By Jim Diamond
Leading up to this weekend’s NHL Draft, Nashville Predators general manager David Poile made no secret of his desire to land a top-six forward. He gave the impression that he was looking to acquire that player in exchange for the 11th pick.
Poile definitely acquired the top six forward he was looking for when he made a trade for Penguins winger James Neal Friday night. To get a forward of Neal’s caliber, the price was high. But the 11th pick did not go to Pittsburgh. Instead, it was forwards Patric Hornqvist and Nick Spaling.
Neal has the scoring punch that the Predators desperately need. He had 27 goals in 59 regular season games played last season and posted his career-high 40 goals in 2011-12.
The 26-year-old Neal has four years left on his contract at $5 million per season. He plays with a big deal of snarl to his game, both approaching and going over the edge at times.
During Neal’s time in Pittsburgh, he played a lot of games against new Predators head coach Peter Laviolette, whose most recent job was as the bench boss of the Philadelphia Flyers, Pittsburgh’s cross-state rival.
The big problem here is that he will not be playing on Evgeni Malkin’s wing in Nashville. Instead of playing with one of the most talented centers in the world, Neal will have the likes of Mike Fisher, Colin Wilson, Craig Smith, or Calle Jarnkrok getting him the puck.
Laviolette plans to play a much more up-tempo offensive game than was the norm in Nashville under previous head coach Barry Trotz. Of Hornqvist’s many talents, he is not blessed with great skating speed.
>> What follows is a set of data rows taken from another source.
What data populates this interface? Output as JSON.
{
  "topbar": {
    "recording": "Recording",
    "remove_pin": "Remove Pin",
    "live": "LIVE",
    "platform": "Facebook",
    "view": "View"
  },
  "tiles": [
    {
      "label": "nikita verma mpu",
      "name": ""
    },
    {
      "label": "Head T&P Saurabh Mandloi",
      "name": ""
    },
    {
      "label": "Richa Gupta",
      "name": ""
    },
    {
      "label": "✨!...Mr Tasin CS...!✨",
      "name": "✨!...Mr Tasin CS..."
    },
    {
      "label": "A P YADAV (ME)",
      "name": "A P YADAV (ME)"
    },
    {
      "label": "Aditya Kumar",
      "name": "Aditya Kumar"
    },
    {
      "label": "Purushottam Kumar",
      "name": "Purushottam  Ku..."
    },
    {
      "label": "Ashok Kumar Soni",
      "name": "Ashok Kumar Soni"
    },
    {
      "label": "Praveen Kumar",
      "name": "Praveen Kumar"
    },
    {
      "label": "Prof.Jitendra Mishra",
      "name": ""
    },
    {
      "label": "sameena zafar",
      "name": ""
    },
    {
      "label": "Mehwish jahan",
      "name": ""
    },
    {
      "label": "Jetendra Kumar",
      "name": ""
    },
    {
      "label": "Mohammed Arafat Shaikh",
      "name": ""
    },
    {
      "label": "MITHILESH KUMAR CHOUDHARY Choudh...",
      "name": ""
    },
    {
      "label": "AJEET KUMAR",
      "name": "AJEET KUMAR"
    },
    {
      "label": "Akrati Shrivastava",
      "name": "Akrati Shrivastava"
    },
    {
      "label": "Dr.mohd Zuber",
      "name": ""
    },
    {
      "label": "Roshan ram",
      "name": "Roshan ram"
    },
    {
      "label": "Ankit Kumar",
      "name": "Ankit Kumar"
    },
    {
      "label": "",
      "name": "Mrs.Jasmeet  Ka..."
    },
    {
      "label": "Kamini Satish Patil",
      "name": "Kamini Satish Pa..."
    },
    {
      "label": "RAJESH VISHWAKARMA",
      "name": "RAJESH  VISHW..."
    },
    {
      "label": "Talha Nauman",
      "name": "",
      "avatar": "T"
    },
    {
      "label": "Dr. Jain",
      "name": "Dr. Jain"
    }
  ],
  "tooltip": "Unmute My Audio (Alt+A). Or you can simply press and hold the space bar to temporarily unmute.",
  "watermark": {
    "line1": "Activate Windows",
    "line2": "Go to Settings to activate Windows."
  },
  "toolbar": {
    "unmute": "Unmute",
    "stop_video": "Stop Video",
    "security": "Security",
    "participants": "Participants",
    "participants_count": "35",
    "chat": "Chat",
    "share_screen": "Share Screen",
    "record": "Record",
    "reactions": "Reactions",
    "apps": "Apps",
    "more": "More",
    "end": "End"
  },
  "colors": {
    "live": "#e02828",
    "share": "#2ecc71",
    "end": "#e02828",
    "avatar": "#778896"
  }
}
However, he is fearless and just about all of his time in the offensive zone is spent with his heels planted just outside of the crease with his backside in front of the opposing goaltender. In addition to numerous slashes at his legs and gloves to the face, he puts himself in harms way setting up screens and looking for deflections on slap shots from Shea Weber.
Like Neal, Hornqvist has four years remaining on his contract with a $4.25 million cap hit per season.
Hornqvist was popular with the Nashville fans and served as a mentor to young Swedish players like Jarnkrok and Filip Forsberg when they came to the team.
Spaling was a serviceable player who spent most of his time on the third and fourth lines. As a second round pick, 58th overall, in 2007, Spaling put up solid numbers in junior, but never scored much in his time with the Predators. He posted a career-high 13 goals this past season.
Seen as a Trotz type player and as a pending restricted free agent, Spaling was expendable on a team with a fair amount of third and fourth line types.
With coaching and player changes, it is no secret that Poile has been looking to reverse the fortunes of the Predators. All in all, this looks like a good deal for the Predators, but Neal is going to need some help in succeeding. He is not just going to appear on the scene and get back to being a 40-goal scorer without his teammates getting him the puck and creating some room for him.